- Theatrical release poster
- Directed by: Tim Whelan
- Written by: Howard J. Green Ben Hecht Charles MacArthur
- Produced by: George M. Arthur
- Starring: Basil Rathbone Ellen Drew John Howard
- Cinematography: Ted Tetzlaff
- Edited by: Archie Marshek
- Music by: Victor Young
- Production company: Paramount Pictures
- Distributed by: Paramount Pictures
- Release date: February 14, 1941;
- Running time: 90 minutes
- Country: United States
- Language: English

= The Mad Doctor (1941 film) =

1941 film by Tim Whelan

The Mad Doctor is a 1941 American crime thriller film directed by Tim Whelan and starring Basil Rathbone as a physician whose successive wealthy wives die. Ellen Drew plays his latest bride. John Howard plays her ex-fiancé, who grows increasingly suspicious of her new husband. It was produced and distributed by Hollywood studio Paramount Pictures.

==Plot==
A sophisticated but murderous physician (Basil Rathbone) woos, weds, and murders several of his wealthy female patients for their fortunes. The women appear to have died prematurely, with their above-suspicion doctor-husband diagnosing their deaths as the imminent result of disease.
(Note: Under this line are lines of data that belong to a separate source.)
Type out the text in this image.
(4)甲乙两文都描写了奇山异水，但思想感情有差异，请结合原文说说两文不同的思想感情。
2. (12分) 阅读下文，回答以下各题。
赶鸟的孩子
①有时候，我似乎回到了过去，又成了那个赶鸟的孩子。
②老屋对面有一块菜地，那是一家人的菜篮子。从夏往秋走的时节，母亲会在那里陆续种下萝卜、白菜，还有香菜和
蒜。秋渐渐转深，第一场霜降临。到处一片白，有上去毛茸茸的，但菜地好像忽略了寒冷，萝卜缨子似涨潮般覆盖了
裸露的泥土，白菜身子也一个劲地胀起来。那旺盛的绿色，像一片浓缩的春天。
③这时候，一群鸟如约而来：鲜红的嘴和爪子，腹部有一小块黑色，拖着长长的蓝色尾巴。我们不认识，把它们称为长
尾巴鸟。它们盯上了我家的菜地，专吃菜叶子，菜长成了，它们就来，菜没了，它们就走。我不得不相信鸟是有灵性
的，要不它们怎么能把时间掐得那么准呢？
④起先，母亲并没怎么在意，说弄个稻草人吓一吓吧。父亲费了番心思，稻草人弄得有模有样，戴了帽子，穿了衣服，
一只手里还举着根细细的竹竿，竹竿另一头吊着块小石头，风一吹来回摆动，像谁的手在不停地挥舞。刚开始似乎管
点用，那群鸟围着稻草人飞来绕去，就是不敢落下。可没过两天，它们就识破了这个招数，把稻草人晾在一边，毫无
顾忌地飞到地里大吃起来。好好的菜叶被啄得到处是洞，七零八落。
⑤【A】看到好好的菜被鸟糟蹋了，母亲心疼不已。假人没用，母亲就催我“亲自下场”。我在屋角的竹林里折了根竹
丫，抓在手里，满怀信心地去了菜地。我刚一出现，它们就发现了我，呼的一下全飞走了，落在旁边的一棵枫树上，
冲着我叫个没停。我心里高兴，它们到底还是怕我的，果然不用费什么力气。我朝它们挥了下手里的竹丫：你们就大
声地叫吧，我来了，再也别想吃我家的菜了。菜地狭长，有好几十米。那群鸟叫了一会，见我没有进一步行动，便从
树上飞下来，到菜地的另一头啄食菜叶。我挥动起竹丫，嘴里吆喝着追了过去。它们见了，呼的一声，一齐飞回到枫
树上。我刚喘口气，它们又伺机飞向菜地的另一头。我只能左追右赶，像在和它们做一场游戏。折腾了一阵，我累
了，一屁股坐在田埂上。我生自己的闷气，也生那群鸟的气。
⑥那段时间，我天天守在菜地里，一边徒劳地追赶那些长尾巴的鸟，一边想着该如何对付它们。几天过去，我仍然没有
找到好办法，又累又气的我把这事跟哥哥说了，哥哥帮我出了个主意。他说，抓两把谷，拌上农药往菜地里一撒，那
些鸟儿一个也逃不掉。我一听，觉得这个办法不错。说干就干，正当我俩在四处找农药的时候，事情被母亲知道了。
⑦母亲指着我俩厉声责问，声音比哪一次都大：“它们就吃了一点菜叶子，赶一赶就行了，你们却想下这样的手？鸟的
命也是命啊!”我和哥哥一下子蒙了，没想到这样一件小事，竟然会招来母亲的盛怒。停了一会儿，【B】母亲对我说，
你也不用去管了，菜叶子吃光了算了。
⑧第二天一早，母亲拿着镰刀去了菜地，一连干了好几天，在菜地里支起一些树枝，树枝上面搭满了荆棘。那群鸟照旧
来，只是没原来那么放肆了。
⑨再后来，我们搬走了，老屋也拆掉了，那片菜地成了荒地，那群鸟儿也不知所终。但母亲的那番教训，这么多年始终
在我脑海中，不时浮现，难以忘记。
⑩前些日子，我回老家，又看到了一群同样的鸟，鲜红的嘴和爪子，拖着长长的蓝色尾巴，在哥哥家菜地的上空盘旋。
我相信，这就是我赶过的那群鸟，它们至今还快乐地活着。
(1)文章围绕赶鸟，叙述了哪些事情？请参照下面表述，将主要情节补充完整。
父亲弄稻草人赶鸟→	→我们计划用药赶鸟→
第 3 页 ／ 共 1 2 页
The doctor's loyal male assistant (Martin Kosleck) tampers with the victims buried bodies in order to hide the incriminating evidence. The ex-fiancé of the doctor's latest bride (Ellen Drew) is able to save her from suffering the same fate of her predecessors, while also informing the authorities of just how the women died. With the police coming for him, the doctor has no recourse but suicide, in the form of a fatal plunge from a skyscraper.

==Cast==
- Basil Rathbone as Dr. George Sebastian / Dr. Frederick Langamann
- Ellen Drew as Linda Boothe
- John Howard as Gil Sawyer
- Barbara Jo Allen as Louise Watkins
- Ralph Morgan as Dr. Charles Downer
- Martin Kosleck as Maurice Gretz
- Kitty Kelly as Winnie
- Hugh O'Connell as Lawrence Watkins
- William 'Billy' Benedict as Mickey Barnes
- Henry Victor as Furber
- Douglas Kennedy as Hotel Clerk
- George Chandler as Elevator Operator
- Edward Earle as Librarian
- Howard M. Mitchell as Butler
- Max Wagner as Taxicab Driver
- Sheila Ryan as Hostess at Charity Bazaar
- Wanda McKay as Woman at Charity Bazaar
- Norma Varden as Woman at Charity Bazaar

==Production==
The Mad Doctor was in production from January 22 until mid-March 1940, and was released February 14, 1941. Paramount Pictures credits Howard J. Green for the screenplay, but early drafts titled The Monster and Destiny were written by Ben Hecht and Charles MacArthur. Before he accepted a role in the film, Basil Rathbone required changes to the script.

==Reception==
The Hollywood Reporter called the film "one of the top efforts of its type", which it attributed to the "beautifully imaginative direction of Tim Whelan and the stunning performance of Basil Rathbone".